O placar de 5 votos a 4 pela queda de 0,25 ponto porcentual da taxa de juros dividiu o Copom entre os diretores indicados pelo ex-presidente Jair Bolsonaro (PL) e os escolhidos pelo presidente Luiz Inácio Lula da Silva (PT), surpreendeu o mercado financeiro e acabou amplificando as incertezas sobre o futuro da política de juros para o controle da inflação.
O risco de uma escalada da disputa interna no Copom, que tem a sucessão como pano de fundo, entrou imediatamente no radar dos investidores com o temor de uma maior ingerência política do governo Lula no BC.
Até o final do ano, serão mais cinco reuniões para decidir o patamar da taxa Selic (junho, julho, setembro, novembro e dezembro), tendo Campos Neto com a influência na maioria dos votos do colegiado o dele próprio e de mais quatro diretores.

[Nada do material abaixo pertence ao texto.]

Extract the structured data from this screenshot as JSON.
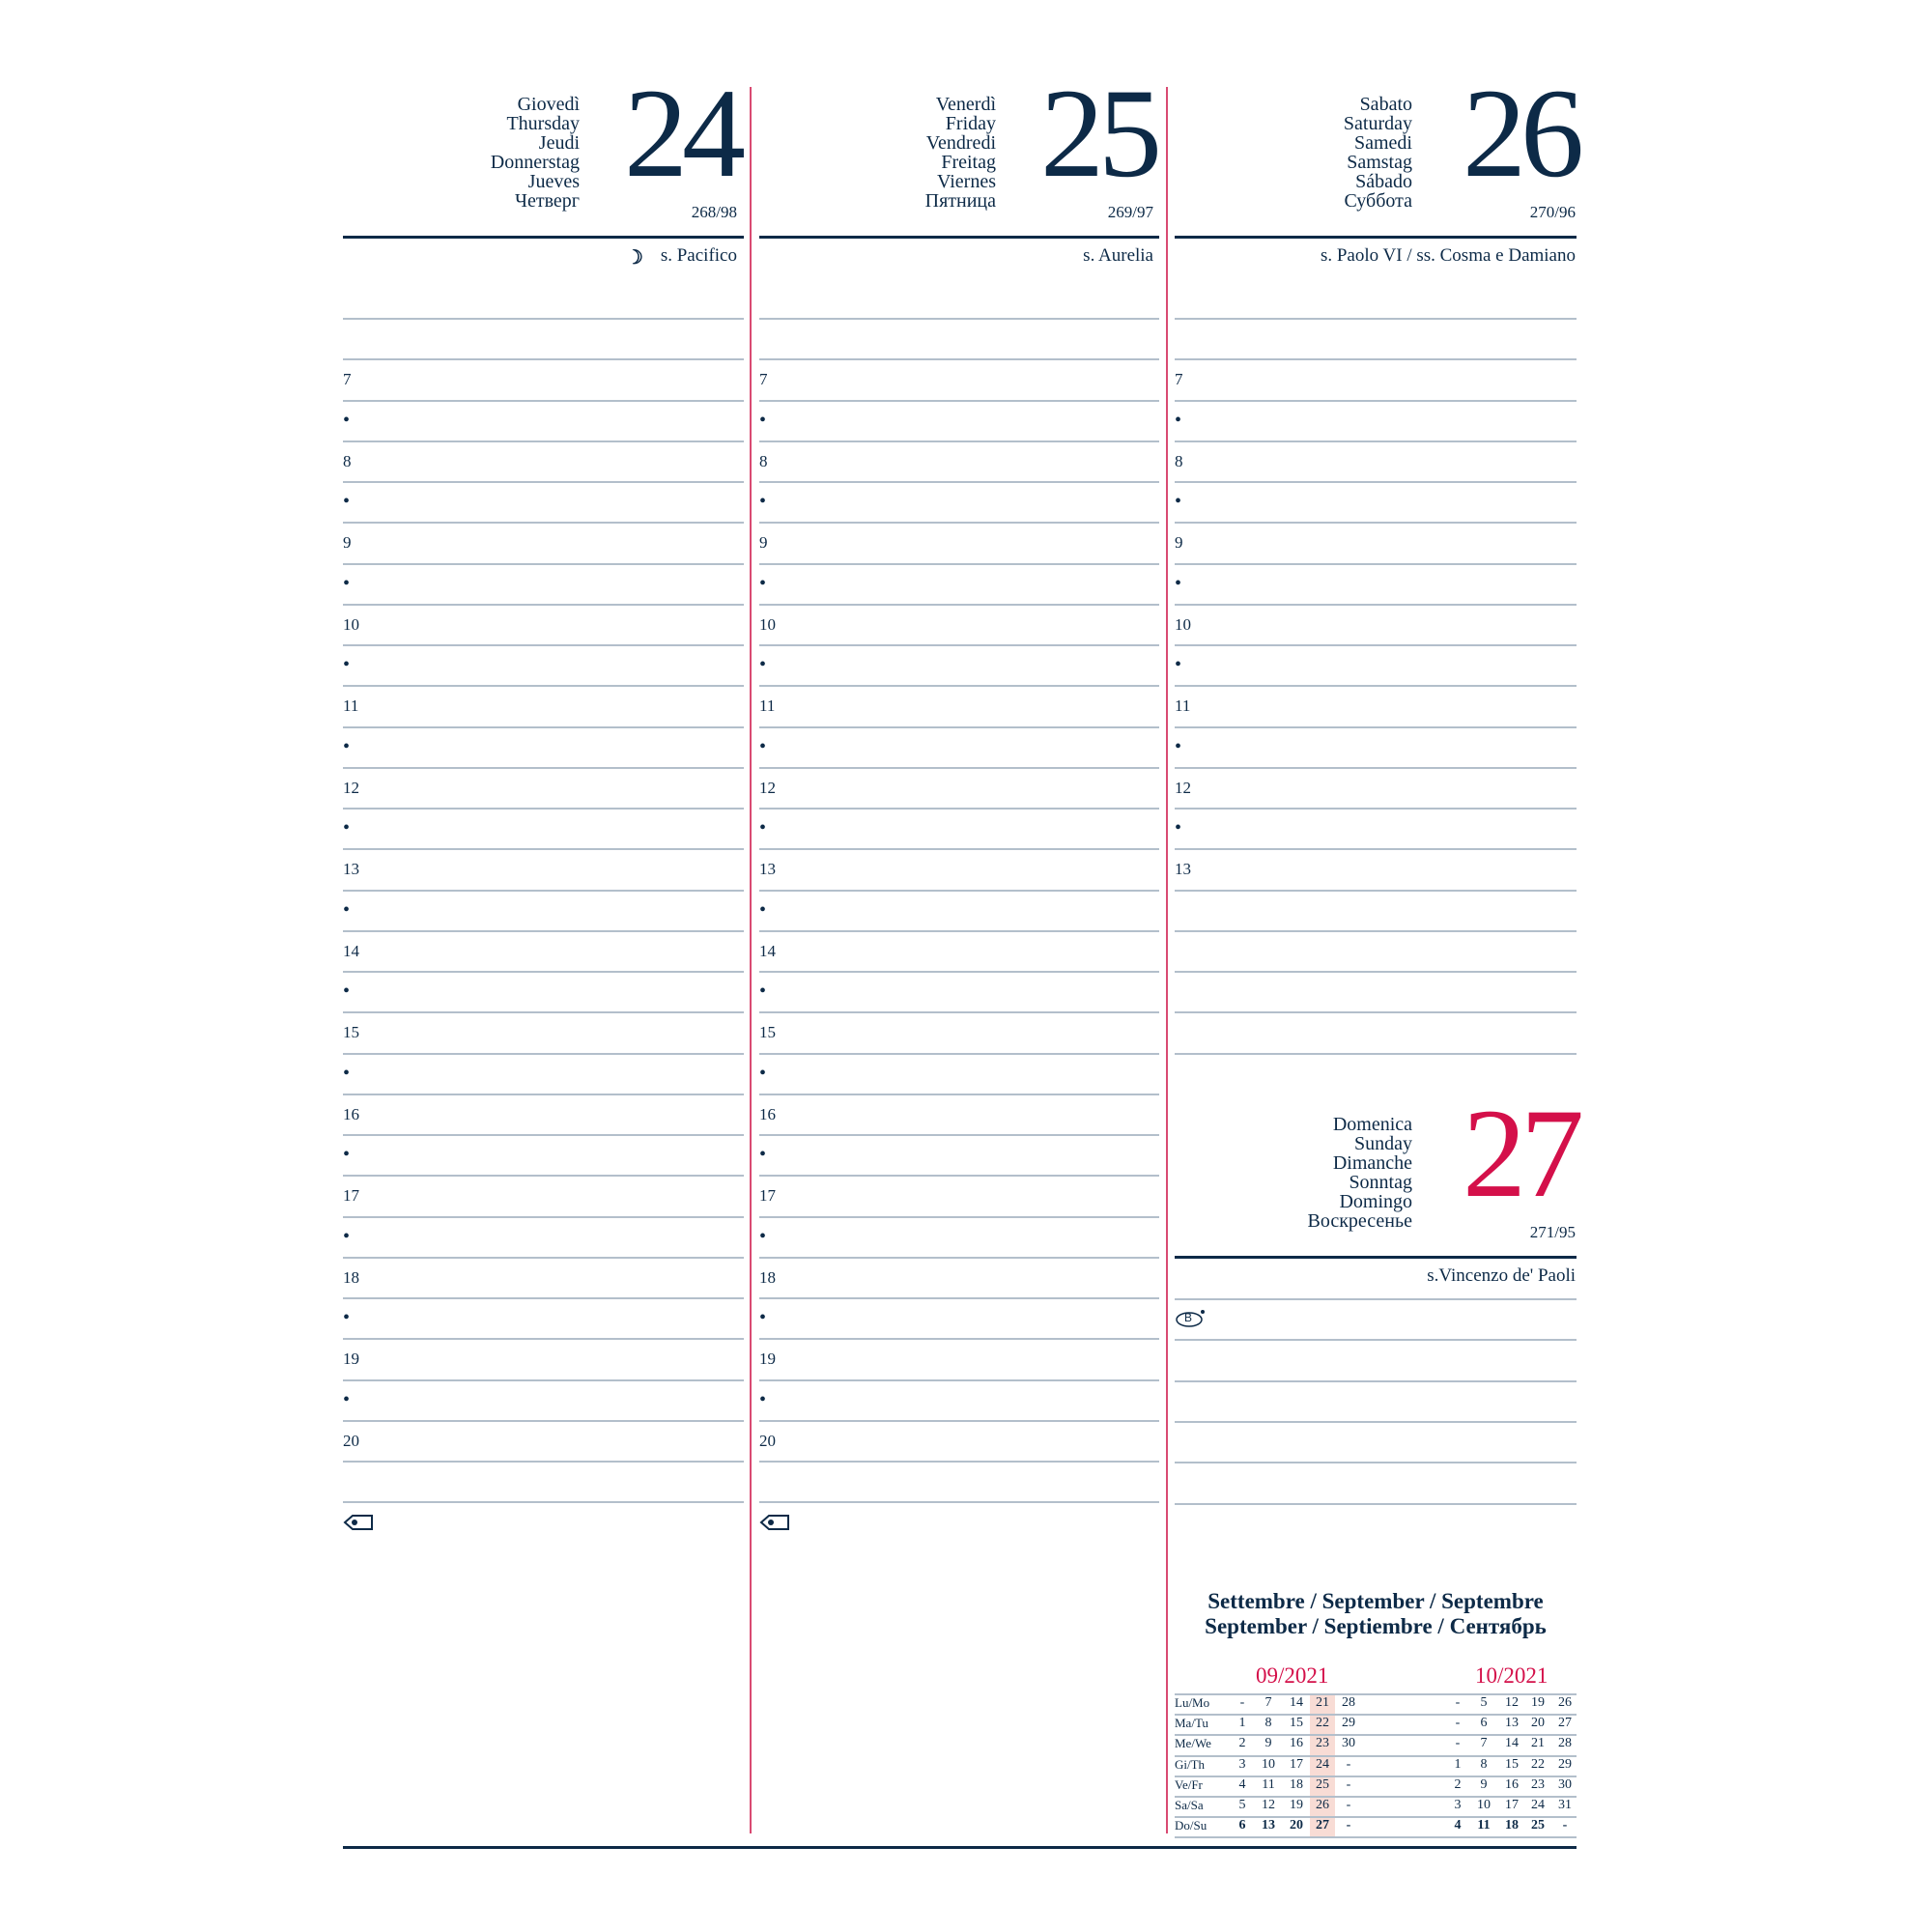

Para interlocutores do governo, o Copom dividido pode ter precipitado a sucessão pelo viés político que ganhou após a divulgação da decisão dividida do colegiado. Para eles, isso torna mais doloroso o processo de transição e tem impacto negativo na coordenação das expectativas.
Nos bastidores da área econômica do governo, entre autoridades e políticos influentes do Congresso ouvidos pela reportagem da Folha nas últimas duas semanas, Galípolo é dado como praticamente certo para comandar o BC a partir de 2025.
Os nomes do diretor de Assuntos Internacionais do BC, Paulo Picchetti preferido de setores do mercado financeiro, dos economistas Nilson Teixeira e Marcelo Kayath (os dois ex-Credit Suisse) e do ex-diretor do BC Luiz Awazu Pereira têm sido citados na tradicional bolsa de apostas.
A percepção predominante, porém, é que Lula não aceitaria colocar na presidência do BC um nome que ele não conheça nem tenha canal direto. O que não é o caso de Galípolo.
Ele se aproximou do presidente na campanha eleitoral e segue tendo contato com Lula desde que deixou o cargo de secretário-executivo do Ministério da Fazenda para ir para o BC. O presidente terá que indicar também mais dois nomes para a diretoria do BC até o final do ano.
A reunião dividida do Copom potencializou desconfianças e contaminou a transição suave e colaborativa pregada por Campos Neto.
O ministro Fernando Haddad (Fazenda) tem insistido que não quer que o presidente do BC repita a transição feita pelo ex-ministro da Economia Paulo Guedes.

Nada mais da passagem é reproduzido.